So, Harry Reid didn't go down the path of the "nuclear option" in order to get Richard Cordray appointed as director of the CFPB.
But this wasn't a cave by Reid. Reid got what he wanted; the Republicans stopped blocking Cordray's nomination, as well as several of President Obama's nominees to the NLRB, and they'll be confirmed by Senate vote.
See, it wasn't necessary to actually vote to do away with the filibuster. This happened because now, Republicans know that Reid actually WILL do away with the filibuster if they continue their path of obstruction, and now they know as well that Reid will have the votes in the Democratic caucus to do just that.
In other words -- Reid did away with the filibuster, without actually doing away with the filibuster. At least for executive branch nominations, and possibly in the near future for judicial nominations, the filibuster is essentially gone.

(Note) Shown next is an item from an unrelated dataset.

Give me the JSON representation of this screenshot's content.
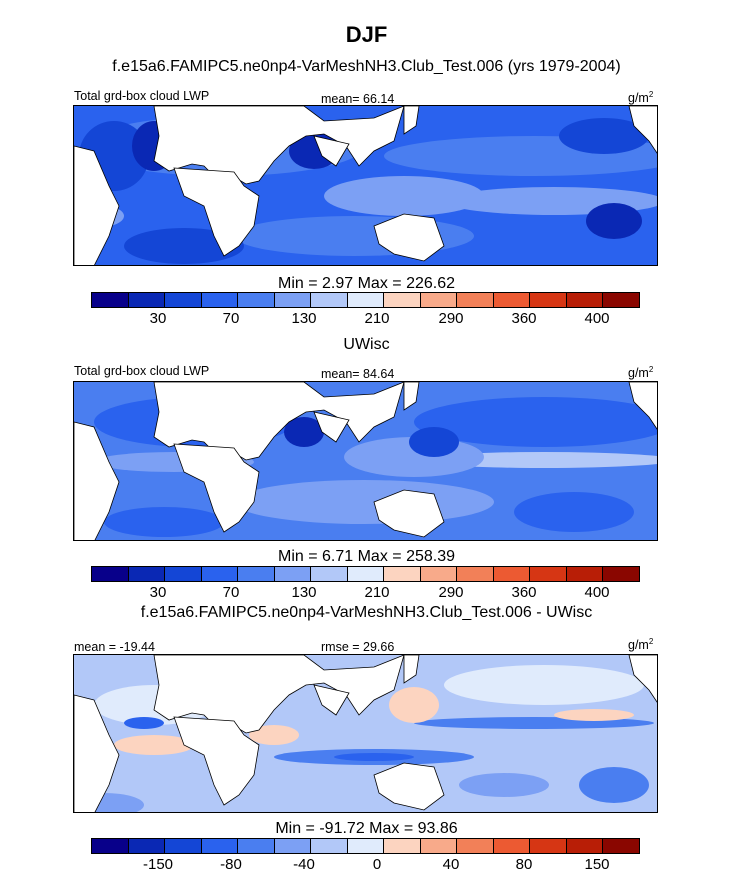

Republicans can still technically use the filibuster to obstruct the business of the Senate, but now Democrats can take the privilege away at any time. "Stop the filibuster, or we'll change the rules so that you can't filibuster" is basically the same thing as... well, changing the rules so that you can't filibuster.
Well, I guess there is ONE difference. That is that the media will not treat this as ending the filibuster. They're treating this as though Reid managed to work out a compromise with the Republicans. Now, imagine the firestorm if he actually HAD ended the filibuster.
Instead, we all know that as soon as Republicans take control of the Senate, they're going to do away with the filibuster. Now, Mitch McConnell (or whoever the Republican leader is at that time) will be the one who has to answer for it. Not Harry Reid.